Good computer tools are already available to help in a phonemic analysis, but these primarily provide search and sort database functionality, rather than automated analysis. In computational phonology there have been very few studies on the automated discovery of phonological patterns from surface level data such as narrow phonetic transcriptions or acoustics.

This thesis addresses the lack of research in this area. The key scientific question underpinning the work in this thesis is “To what extent can a machine algorithm contribute to the procedures needed for a phonemic analysis?”. A secondary question is “What insights does such a quantitative evaluation give about the contribution of each of these procedures to a phonemic analysis?”

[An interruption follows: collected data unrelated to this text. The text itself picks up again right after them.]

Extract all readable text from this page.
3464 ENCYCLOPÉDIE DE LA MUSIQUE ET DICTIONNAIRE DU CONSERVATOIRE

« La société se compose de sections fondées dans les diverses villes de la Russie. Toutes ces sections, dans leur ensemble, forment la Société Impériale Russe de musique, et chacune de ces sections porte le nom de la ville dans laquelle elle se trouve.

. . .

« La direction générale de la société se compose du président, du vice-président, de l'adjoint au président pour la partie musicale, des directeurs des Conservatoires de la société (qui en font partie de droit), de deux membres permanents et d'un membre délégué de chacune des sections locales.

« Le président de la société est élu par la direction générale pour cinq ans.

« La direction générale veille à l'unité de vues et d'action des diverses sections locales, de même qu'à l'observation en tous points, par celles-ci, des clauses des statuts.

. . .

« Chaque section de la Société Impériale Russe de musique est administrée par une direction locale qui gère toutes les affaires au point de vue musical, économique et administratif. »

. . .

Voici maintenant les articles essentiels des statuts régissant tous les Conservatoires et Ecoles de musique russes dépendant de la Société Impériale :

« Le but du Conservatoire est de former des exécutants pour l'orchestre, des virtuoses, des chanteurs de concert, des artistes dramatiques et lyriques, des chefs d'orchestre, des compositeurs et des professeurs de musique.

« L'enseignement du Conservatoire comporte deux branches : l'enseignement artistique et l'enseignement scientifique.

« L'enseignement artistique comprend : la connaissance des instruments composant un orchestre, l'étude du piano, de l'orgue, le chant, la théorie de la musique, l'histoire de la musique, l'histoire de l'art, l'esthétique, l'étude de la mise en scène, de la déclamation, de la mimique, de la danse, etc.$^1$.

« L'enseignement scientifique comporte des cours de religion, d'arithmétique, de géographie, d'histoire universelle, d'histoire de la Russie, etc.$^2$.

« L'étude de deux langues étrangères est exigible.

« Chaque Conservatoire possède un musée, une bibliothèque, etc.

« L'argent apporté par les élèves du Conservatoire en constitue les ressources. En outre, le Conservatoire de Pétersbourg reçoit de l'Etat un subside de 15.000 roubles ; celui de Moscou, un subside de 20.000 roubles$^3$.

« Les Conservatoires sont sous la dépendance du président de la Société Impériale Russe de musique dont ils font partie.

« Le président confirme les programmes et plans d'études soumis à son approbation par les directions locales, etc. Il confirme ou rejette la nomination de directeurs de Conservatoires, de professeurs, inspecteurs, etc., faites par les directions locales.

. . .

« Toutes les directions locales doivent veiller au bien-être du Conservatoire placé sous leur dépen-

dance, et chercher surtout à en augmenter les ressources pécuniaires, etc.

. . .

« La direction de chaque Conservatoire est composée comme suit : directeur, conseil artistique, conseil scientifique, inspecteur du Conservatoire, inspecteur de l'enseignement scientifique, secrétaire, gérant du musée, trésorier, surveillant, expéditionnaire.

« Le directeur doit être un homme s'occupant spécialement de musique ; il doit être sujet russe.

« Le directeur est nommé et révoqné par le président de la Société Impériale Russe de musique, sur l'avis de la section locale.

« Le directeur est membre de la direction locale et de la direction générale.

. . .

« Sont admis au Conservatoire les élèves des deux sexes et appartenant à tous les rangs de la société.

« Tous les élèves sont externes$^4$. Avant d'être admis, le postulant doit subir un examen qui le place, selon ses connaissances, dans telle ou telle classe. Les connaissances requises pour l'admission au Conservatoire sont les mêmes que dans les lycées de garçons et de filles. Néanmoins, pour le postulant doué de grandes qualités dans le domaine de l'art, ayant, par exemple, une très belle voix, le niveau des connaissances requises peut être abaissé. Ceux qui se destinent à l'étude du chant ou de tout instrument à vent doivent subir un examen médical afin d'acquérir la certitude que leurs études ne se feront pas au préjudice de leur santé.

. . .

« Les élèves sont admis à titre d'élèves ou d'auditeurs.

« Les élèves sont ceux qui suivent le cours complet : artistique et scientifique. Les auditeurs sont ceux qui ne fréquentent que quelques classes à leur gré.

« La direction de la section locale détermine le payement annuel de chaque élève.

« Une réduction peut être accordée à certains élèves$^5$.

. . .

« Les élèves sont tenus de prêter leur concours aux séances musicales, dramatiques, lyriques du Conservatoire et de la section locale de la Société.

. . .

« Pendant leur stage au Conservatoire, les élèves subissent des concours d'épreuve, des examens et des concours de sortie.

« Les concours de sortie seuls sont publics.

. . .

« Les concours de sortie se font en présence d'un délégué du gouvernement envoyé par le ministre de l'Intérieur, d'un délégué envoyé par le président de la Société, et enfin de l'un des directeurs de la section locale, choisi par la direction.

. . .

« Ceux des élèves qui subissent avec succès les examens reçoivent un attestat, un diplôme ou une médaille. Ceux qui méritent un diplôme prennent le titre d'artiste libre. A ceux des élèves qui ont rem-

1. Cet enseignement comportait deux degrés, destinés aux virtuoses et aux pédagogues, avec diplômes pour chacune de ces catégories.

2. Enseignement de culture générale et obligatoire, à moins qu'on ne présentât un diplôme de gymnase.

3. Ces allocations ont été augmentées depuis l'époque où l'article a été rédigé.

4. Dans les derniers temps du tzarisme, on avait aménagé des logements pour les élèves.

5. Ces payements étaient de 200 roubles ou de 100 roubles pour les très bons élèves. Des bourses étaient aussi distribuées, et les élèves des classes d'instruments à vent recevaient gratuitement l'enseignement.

It is demonstrated that a machine-assisted approach can make a measurable contribution to a phonemic analysis for all the procedures investigated; phonetic similarity, phone recognition & alignment, complementary distribution, and minimal pairs. The evaluation measures introduced in this thesis allows a comprehensive quantitative comparison between these phonemic analysis procedures. Given the best available data and the machine-assisted procedures described, there is a strong indication that phonetic similarity is the most important piece of evidence in a phonemic analysis.

The tools and techniques developed in this thesis have resulted in tangible benefits to the analysis of two under-resourced languages and it is expected that many more languages will follow.